Integrated energy company ENGIE partnered with Hitachi Europe Ltd. and Mitsubishi Motors to explore the potential of electric vehicles for the optimisation of building and grid energy management

For this collaboration, Hitachi provided its V2X charger, which enabled bi-directional charging between the electric car battery and the building or electricity grid. It is also supplied the technology enabling the integration of energy between the vehicle and the building, and the vehicle and the grid.

ENGIE created a Smart Building by connecting the battery inside the electric car via a V2X Charger to the building’s energy supply system and integrated it with the solar panels within the smart grid.

Mitsubishi Motors provided its Outlander PHEV SUV to act as an energy storage center that the building power systems utilised to access a stable supply of renewable energy.

Hitachi’s innovative vehicle-to-everything (V2X) charger was linked to ENGIE’s office building in the city of Zaandam in The Netherlands. A V2X charger enables an electric vehicle (EV) to charge from the grid, as well as to discharge energy to meet supply demand on the grid.

The V2X was connected to the building’s energy supply systems, the main grid and the onsite solar panels. This integration allowed the excess solar energy generated to be stored in the battery of the electric car. This energy could then be discharged back into the grid when appropriate.

In this way, the car battery acts as an energy storage source, as well as an emergency power supply, providing the energy to meet the building’s requirements during low solar energy generation, or when ENGIE wanted to avoid high tariffs on the main grid during peak periods.

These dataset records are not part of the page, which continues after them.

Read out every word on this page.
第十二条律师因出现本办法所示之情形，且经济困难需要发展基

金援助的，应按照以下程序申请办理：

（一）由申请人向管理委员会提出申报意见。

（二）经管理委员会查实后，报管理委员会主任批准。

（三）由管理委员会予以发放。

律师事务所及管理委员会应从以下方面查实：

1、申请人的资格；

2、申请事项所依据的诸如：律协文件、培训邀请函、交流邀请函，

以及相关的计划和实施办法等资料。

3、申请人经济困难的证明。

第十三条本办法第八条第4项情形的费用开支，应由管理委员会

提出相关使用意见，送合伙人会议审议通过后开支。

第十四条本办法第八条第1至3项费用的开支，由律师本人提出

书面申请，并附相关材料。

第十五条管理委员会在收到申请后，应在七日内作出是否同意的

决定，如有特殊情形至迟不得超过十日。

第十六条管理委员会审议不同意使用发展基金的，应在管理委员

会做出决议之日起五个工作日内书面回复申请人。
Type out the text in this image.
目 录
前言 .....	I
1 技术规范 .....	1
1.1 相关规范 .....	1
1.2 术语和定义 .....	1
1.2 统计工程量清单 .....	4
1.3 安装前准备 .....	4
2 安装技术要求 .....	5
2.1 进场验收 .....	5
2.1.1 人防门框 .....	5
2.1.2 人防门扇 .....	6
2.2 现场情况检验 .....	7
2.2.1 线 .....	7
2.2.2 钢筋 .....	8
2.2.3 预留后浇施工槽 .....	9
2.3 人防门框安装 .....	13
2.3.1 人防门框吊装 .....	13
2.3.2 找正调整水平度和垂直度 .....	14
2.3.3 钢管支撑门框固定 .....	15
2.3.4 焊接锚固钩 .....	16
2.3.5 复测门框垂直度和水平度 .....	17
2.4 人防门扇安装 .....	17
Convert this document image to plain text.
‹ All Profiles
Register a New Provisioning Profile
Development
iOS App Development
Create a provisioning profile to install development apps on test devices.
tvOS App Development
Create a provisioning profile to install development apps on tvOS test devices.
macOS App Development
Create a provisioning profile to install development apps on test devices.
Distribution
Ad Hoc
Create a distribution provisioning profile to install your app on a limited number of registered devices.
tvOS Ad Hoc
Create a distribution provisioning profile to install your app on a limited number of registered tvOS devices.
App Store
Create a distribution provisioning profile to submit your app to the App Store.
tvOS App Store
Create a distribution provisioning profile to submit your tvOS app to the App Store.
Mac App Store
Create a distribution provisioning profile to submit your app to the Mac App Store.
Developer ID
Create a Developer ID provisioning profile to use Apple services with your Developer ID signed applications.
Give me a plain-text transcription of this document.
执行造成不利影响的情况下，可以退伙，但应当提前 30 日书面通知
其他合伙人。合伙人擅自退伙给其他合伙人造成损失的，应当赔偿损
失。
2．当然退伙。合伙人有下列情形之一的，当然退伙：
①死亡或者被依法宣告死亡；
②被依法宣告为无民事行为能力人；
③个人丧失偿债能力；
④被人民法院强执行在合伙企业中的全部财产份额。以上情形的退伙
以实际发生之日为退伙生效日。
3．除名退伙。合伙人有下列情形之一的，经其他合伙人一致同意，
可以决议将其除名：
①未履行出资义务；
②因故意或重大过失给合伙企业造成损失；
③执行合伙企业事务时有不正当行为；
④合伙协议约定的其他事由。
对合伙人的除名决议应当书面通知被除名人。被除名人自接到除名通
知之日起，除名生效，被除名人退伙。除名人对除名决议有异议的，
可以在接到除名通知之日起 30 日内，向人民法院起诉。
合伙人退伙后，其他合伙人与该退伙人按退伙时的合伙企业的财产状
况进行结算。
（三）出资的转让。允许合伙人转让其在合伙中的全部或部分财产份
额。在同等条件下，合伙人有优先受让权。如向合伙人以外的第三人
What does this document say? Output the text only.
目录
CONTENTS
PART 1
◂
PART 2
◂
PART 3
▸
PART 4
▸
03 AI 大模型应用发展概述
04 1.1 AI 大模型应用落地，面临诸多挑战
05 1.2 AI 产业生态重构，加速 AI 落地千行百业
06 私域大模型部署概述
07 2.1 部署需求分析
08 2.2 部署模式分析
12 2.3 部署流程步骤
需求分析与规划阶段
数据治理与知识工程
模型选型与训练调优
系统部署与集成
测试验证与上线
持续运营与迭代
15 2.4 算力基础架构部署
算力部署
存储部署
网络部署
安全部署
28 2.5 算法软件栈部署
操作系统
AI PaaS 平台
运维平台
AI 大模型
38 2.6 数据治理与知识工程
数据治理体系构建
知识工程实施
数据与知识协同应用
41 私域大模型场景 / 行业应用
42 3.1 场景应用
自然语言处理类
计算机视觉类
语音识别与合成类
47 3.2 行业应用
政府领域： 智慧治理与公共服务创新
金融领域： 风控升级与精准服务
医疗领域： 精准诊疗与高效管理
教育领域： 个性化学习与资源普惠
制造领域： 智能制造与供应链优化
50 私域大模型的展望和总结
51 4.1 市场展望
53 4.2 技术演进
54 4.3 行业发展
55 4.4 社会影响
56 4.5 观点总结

The three partners claim that, in the future, vehicle-to-building technology will help companies reduce their energy costs and carbon emissions through improved energy management.

Mark Senten, Head of Services for ENGIE Middle East, South & Central Asia and Turkey, commented, “This project provides a powerful demonstration of the outstanding effectiveness of energy storage technology. Smart energy technologies will increasingly help cities to breathe by reducing their carbon-intensive peak energy use and will improve the resilience of their energy systems. In the GCC, where urbanisation is expected to rise to 90 per cent by 2050, these technologies are key to sustaining livability.”

For the next stage of the project, the consortium will examine how EVs, renewable energy and Building Energy Management Systems (BEMS) can work together to enable buildings to become energy-neutral. This leads to intelligent and more efficient micro-grids that can interact with BEMS.